2021-10-31 02:02:33 ERROR (MainThread) [homeassistant.components.recorder] The recorder queue reached the maximum size of 30000; Events are no longer being recorded

I provided more information about my tests in this comment .

Maybe the supervisor was happy with the reply from nginx which did indicate an error, but returned a reply.
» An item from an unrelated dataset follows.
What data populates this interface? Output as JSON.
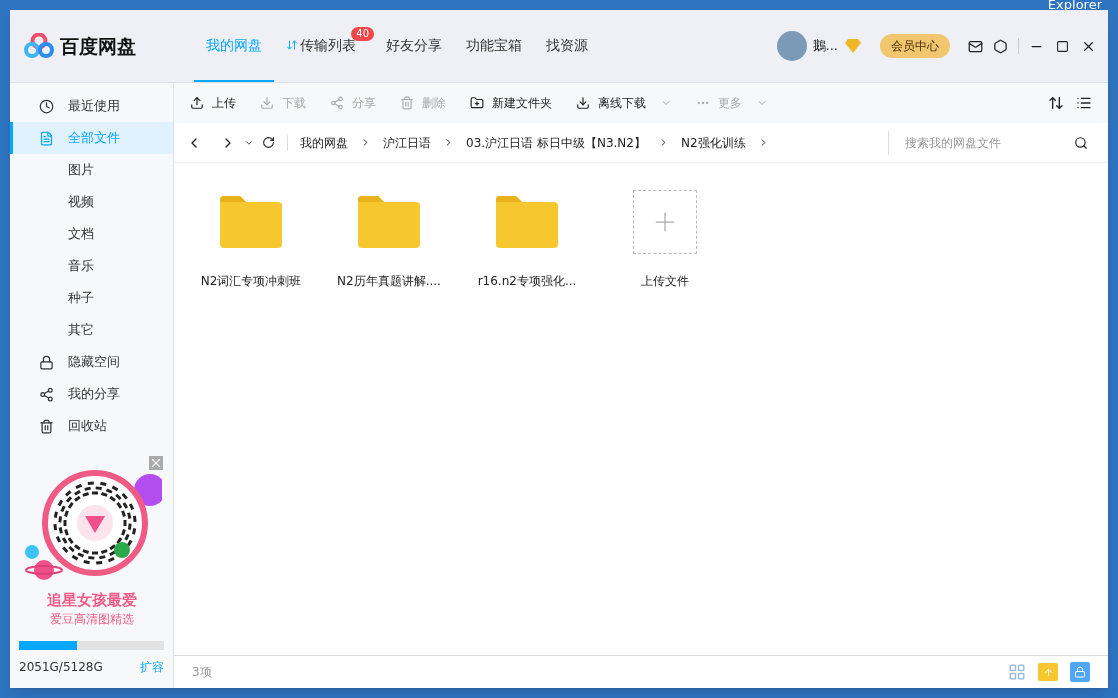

@borpin The following adds monit and nmap . I also tried sqlite3 but then the "Terminal + SSH" addon did not start correctly. So some packages will work, others not.

authorized_keys:  []
apks:
  - monit
  - nmap
password: ''
server:
  tcp_forwarding: false
mdeweerd commented 3 years ago

@emontnemery Here is the statistics data from two HA systems for times close to the time change. datemissingBeforeTimeChange.zip

The hour missing in statistics is UTC 2021-10-30 23:00 to UTC 2021-10-30 23:59 or Local time (Paris) 2021-10-31 01:00 to UTC 2021-10-30 01:59 which is the 2nd hour before the time change at 3:00 local time.
As said, I would understand that the timechange at 3AM would create an issue with the data from UTC 2021-10-31 00:00 to UTC 2021-10-31 00:59 which is the hour preceding the time change, but I find it strange that it impacts the hour before that.

Home system

1 hour missing in statistics:

INSERT INTO statistics VALUES(44003,'2021-10-30 23:00:10.471482',56,'2021-10-30 22:00:00.000000',NULL,NULL,NULL,'2021-10-27 20:45:39.640551',4.0999999999996896704,32.448960000001861204);
INSERT INTO statistics VALUES(44004,'2021-10-31 01:00:12.683680',1,'2021-10-31 00:00:00.000000',55.999999999999999999,55.999999999999999999,55.999999999999999999,NULL,NULL,NULL);

1 hour missing in statistics_short_term:

INSERT INTO statistics_short_term VALUES(225453,'2021-10-30 23:55:10.351732','2021-10-30 23:50:00.000000',NULL,NULL,NULL,NULL,6786.2500000000000001,207.34799999999995634,54);
INSERT INTO statistics_short_term VALUES(225454,'2021-10-31 01:00:12.341185','2021-10-31 00:55:00.000000',3373.9999999999999999,3373.9999999999999999,3373.9999999999999999,NULL,NULL,NULL,21);

Remote system.

1 hour missing in statistics:

INSERT INTO statistics VALUES(46709,'2021-10-30 23:00:10.753588',78,'2021-10-30 22:00:00.000000',NULL,NULL,NULL,NULL,0.0,0.0);
INSERT INTO statistics VALUES(46710,'2021-10-31 01:00:32.360636',7,'2021-10-31 00:00:00.000000',81.999999999999999998,81.999999999999999998,81.999999999999999998,NULL,NULL,NULL);

One hour gap in statistics_short_term:

INSERT INTO statistics_short_term VALUES(277072,'2021-10-30 23:55:10.651738','2021-10-30 23:50:00.000000',NULL,NULL,NULL,NULL,437.896000000000015,20.564000000000021372,41);
INSERT INTO statistics_short_term VALUES(277073,'2021-10-31 01:00:19.469394','2021-10-31 00:55:00.000000',0.0,0.0,0.0,NULL,NULL,NULL,42);

Time zone information:

1 hour before the time change

Epoch timestamp: 1635638400 Timestamp in milliseconds: 1635638400000 Date and time (GMT): Sunday 31 October 2021 00:00:00 Date and time (your time zone): dimanche 31 octobre 2021 02:00:00 GMT+02:00

Just before the time change

Epoch timestamp: 1635641999 Timestamp in milliseconds: 1635641999000 Date and time (GMT): Sunday 31 October 2021 00:59:59 Date and time (your time zone): dimanche 31 octobre 2021 02:59:59 GMT+02:00

At the time change.

Epoch timestamp: 1635642000 Timestamp in milliseconds: 1635642000000 Date and time (GMT): Sunday 31 October 2021 01:00:00 Date and time (your time zone): dimanche 31 octobre 2021 02:00:00 GMT+01:00

borpin commented 3 years ago

The following adds monit and nmap

@mdeweerd - how do you configure monit and access it then? Is this documented anywhere? Cheers for this :)

mdeweerd commented 3 years ago

@borpin I created a topic on the forum - it's better to continue that discussion there.